Marcus #3

Late-night solo skating and drill shots have always grounded me and pulled me back into something resembling reality.

It’s a quarter past one when I push through the arena doors. The air’s colder here, stale with old sweat and the faint bite of disinfectant.

The lights are half dead—only a few humming fluorescents left on by some lazy custodian. The rest of the place drowns in shadows. The echo of my boots against the concrete corridor sounds too loud in the silence.

And this feeling of solitude is…comforting.

The coach sometimes calls me a lone wolf, not because I’m not a team player—I didn’t get the captain’s position for being selfish—but because he said I shine best when on my own.

That’s true.

I always did things on my own when Mom was fighting for her life, working more shifts than humanely possible to keep food on the table.

It’s not that Dad never gave us money. He did. But she refused to use it, only dipping into it when things got too dire. She saved the rest in a trust fund for me that I also refuse to use, even when I turn twenty-five.

Dad calls it poor-people pride. It’s not. Mom and I only ever wanted him to be a father, which he barely was. We don’t need his money.

The locker room’s empty. Gear bags line the benches, damp from the earlier game. I drop my keys, run a hand over my face, then stop when I notice my skates are gone and so are all five of my sticks.

A sharp crack like thunder trapped indoors echoes in the air. Then another. And another.

Wood snapping.

I follow it through the corridor, past the equipment cage and the vending machines, until the air changes, turning colder, sharper, cleaner.

My steps slow near the rink when I see who’s there.

Preston Armstrong.

The Vipers sport jacket and jeans look washed-out under the dim lights, but the skates on his feet are unmistakably mine. Broken sticks litter the ice around him as he drifts in loose circles, a ghost looping the same path.

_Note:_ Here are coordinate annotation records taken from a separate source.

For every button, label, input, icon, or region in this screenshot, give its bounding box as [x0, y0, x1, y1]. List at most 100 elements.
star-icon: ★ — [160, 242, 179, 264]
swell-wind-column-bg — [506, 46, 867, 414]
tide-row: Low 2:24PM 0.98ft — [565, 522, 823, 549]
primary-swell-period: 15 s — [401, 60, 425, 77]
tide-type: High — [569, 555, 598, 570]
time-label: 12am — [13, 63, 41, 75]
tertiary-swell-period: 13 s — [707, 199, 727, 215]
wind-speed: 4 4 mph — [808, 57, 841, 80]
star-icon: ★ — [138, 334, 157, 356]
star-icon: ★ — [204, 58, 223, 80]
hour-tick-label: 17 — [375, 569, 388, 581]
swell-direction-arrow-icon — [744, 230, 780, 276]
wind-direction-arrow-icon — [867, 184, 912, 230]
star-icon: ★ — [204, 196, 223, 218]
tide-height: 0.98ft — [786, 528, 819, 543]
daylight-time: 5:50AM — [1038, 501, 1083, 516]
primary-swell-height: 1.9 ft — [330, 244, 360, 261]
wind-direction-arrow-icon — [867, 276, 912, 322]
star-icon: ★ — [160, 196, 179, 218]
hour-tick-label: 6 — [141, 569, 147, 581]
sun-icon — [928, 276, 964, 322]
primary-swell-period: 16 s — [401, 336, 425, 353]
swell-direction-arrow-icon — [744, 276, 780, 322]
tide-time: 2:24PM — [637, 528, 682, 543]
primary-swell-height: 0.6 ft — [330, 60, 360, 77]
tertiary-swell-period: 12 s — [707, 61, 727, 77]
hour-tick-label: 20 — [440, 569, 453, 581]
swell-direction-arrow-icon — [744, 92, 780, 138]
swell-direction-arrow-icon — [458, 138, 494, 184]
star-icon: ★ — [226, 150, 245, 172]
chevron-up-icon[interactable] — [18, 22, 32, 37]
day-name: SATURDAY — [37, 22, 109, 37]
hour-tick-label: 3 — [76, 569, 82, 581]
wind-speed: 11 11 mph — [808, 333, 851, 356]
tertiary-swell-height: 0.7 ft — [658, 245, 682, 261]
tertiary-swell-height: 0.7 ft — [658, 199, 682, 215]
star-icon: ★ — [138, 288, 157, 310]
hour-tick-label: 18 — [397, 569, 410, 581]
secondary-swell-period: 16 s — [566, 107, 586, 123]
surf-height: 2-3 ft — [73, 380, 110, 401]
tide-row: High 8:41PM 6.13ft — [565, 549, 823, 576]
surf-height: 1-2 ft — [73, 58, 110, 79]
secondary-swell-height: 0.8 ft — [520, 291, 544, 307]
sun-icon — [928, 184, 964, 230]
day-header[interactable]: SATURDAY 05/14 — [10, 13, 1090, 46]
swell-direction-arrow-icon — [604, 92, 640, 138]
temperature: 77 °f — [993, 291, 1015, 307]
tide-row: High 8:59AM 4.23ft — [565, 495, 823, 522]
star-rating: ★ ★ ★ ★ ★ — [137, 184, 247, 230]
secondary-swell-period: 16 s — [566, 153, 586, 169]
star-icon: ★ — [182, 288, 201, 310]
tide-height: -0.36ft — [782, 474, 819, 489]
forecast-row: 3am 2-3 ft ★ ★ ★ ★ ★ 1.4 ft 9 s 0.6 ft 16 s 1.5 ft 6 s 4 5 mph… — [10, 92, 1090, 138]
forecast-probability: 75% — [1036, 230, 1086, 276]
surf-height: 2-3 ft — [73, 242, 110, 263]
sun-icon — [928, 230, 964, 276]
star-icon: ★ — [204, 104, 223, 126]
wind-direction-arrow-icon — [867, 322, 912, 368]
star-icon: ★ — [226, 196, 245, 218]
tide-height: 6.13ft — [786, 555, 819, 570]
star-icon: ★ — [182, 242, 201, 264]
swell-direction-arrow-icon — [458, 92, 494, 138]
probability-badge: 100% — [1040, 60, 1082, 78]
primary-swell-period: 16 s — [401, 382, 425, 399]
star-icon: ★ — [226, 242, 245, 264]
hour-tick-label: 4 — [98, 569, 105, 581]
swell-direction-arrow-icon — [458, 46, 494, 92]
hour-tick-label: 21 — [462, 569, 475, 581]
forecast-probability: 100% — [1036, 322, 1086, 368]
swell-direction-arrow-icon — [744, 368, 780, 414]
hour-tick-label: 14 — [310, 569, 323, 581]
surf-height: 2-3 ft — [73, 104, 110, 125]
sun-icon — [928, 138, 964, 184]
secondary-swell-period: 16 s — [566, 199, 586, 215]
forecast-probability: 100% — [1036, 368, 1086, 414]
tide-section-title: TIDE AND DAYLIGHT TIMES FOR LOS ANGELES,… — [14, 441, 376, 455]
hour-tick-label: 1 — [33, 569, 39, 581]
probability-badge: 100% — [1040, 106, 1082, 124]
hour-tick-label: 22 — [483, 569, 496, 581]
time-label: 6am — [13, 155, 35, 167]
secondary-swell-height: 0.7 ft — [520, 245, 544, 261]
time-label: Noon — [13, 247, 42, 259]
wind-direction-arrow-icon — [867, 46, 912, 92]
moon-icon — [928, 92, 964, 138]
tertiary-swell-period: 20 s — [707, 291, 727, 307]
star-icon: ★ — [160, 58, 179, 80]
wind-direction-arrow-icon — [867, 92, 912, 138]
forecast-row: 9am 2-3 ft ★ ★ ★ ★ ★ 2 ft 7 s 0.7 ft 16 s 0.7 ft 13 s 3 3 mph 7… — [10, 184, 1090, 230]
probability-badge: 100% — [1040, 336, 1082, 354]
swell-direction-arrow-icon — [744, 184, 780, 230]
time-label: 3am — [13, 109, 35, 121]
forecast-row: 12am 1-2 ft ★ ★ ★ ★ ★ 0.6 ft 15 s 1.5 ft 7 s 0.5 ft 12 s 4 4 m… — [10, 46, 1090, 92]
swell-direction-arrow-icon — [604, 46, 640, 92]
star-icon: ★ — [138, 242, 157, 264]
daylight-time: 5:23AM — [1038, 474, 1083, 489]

His hair is a mess, damp blond strands falling over his forehead, his lip split, and he winces slightly as he takes a pull from a bottle of Jack Daniels.

And for a moment, I just stand there.

Forget about whatever tantrum he’s throwing or the five thousand-odd bucks’ worth of sticks he’s broken.

Something’s a lot more interesting.

The man himself.

Preston really is a prince. Too golden, too effortless, yet somehow, he still manages to electrify the air around him with something raw and ancient.

The lights pour over his hair and turn it into liquid gold, soft waves brushing the collar of his Vipers jacket. His face is a contradiction—smooth lines, sharp edges, symmetry so exact, it looks to be carved from something more deliberate than bone.

But it’s his eyes I can’t stop tracking.

Green, but not the gentle kind. Not meadow or spring. His are darker, deeper—something closer to dangerous. The type of eyes I could imagine being the last thing I’d see before drowning. They pull and pull, until I forget I’m supposed to breathe.

Maybe they’re enchanted.

Even bruised, with that split lip, exhaustion shadowing his eyes, and half a bottle in his system, he still looks untouchable. Like the universe built him out of pure temptation and then dared the rest of us to try resisting.

He still has that fairy prince face—ethereal, bright, a beauty that feels like you’re gazing into a light bulb on purpose. It’s blinding in all the wrong ways, but I just can’t stop staring.

And maybe that’s why I want to steal that light, bottle it up, and keep him all for myself.

Jostle him a little, punish him a little for daring to forget about me.

Not that I’m salty about something that happened fifteen years ago, but who knows. Maybe I am.

As I watch him, I have the urge to put him over my knee and teach him some fucking manners.

After all, he’s the one who just happened to deliver himself to my door.

I step forward from behind him, my boots crunching on the ice.

My steps falter when I notice something.

Right behind his left ear, there’s a yin and yang tattoo, small and subtle, contrasting against the smooth, pale skin of his neck.

Preston turns around sluggishly, the black ring on his index finger scraping against the neck of the bottle.

I move before my brain catches up.

Standing behind him, I slide my hand up his neck, grab a fistful of his golden hair, and yank his head back so that he’s looking at me.

Up close, his eyes are glassy, unfocused, but something happens when he sees me.

They widen. Just the slightest bit, the look caressing my face so closely, it sends a rush of blood to my head.

The Preston Armstrong, who considers being unaffected an Olympic sport that he excels at better than hockey, can’t seem to control his expression around me.

The sight lights me up, spreading across my spine like a fiery explosion.

Looks like Preston truly fucked up this time.

Because I’m in the mood to test his limits and breach them.

A smile lifts my lips as sadistic tension coils in my stomach. “Well, this is one way to say you miss me, my prince.”